BRUXELLES

Barèmes rehaussés dans la fonction publique locale bruxelloise? La grogne des syndicats

Barèmes rehaussés dans la fonction publique locale bruxelloise? La grogne des syndicats

Les agents de la fonction publique locale des communes bruxelloises gagnent moins que leurs homologues wallons et flamands. ÉdA – Julien RENSONNET

Quelque 100 à 150 agents de la fonction publique locale bruxelloise se sont rassemblés place Rogier: ils sont mécontents face aux propositions mises sur la table par le gouvernement bruxellois.

Quelque 100 à 150 agents de la fonction publique locale bruxelloise se sont rassemblés jeudi matin à la place Rogier pour exprimer leur mécontentement face aux propositions mises sur la table par le gouvernement bruxellois dans le cadre des négociations ouvertes en novembre dernier.

Après de nombreux mois d’actions et de sensibilisation des conseils communaux, gouvernement régional et syndicats s’étaient mis d’accord, en novembre dernier, sur l’ouverture de négociations sur les modalités de revalorisation barémique des agents de la fonction publique locale à Bruxelles. Ceux-ci touchent nettement moins que leurs collègues en Flandre et en Wallonie, et que les agents de la fonction publique régionale à Bruxelles.

Le gouvernement bruxellois s’est engagé à mobiliser quelque 150 millions d’euros pour résoudre ce problème.

Plafond

Les discussions sont en cours au Comité C sur les modalités d’affectation de ce montant. Selon le front commun syndical CSC services publics, CGSP et SLFP-ALR Bruxelles, le gouvernement bruxellois propose de travailler sur quatre volets: renforcement et/ou mise en place du dispositif des chèques repas; renforcement et/ou mise en place du financement d’un second pilier de pension pour les agents contractuels; allongement des échelles barémiques qui permettrait d’avoir une progression barémique de 4 ans au-delà du plafond des 27 années actuelles; revalorisation des barèmes de 2% dans la plupart des niveaux sauf pour les niveaux B et A (supérieurs) qui n’ont pas reçu d’augmentation lors des dernières progressions barémiques et pourraient atteindre une revalorisation allant de 5% à 8%.

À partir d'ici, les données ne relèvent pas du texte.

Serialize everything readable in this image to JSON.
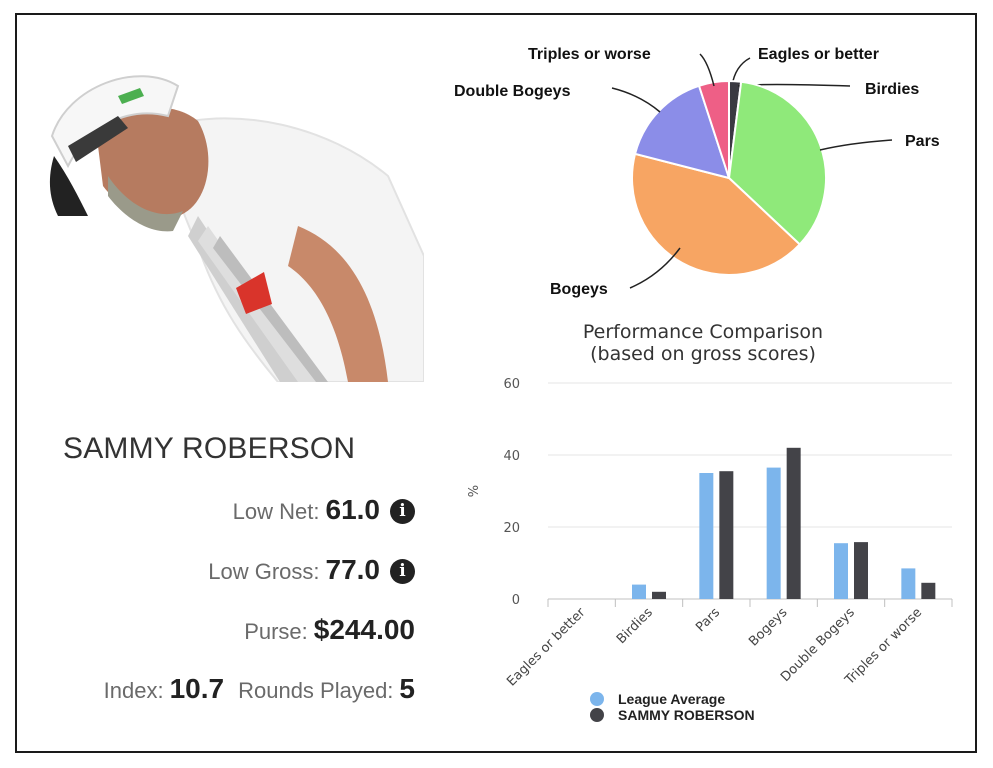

Le gouvernement souhaiterait aboutir à un accord d’ici juillet.

Selon le secrétaire régional de la CSC services publics, Benoît Lambotte, les syndicats s’opposent aux propositions 1 et 2 (chèques-repas et financement partiel d’un second pilier de pension). Le chèque-repas procure un avantage net mais n’a aucune incidence sur la progression barémique et la pension des agents, pointe-t-il. Quant au second pilier de pension pour les agents contractuels, il n’a pas non plus d’incidence dans la progression barémique ou pour un salaire net plus élevé.

Effet immédiat

Les syndicats ne sont pas favorables à une avancée au stade actuel sur le deuxième pilier, car des discussions sont en cours à l’échelon fédéral à ce sujet.

Ils demandent en revanche une revalorisation barémique à effet immédiat sur l’ensemble de la carrière et les pensions.

La prochaine réunion de négociations est prévue lundi. Les syndicats n’excluent nullement de durcir le ton dans les semaines à venir s’ils ne sont pas entendus sur l’exigence centrale de la revalorisation des barèmes.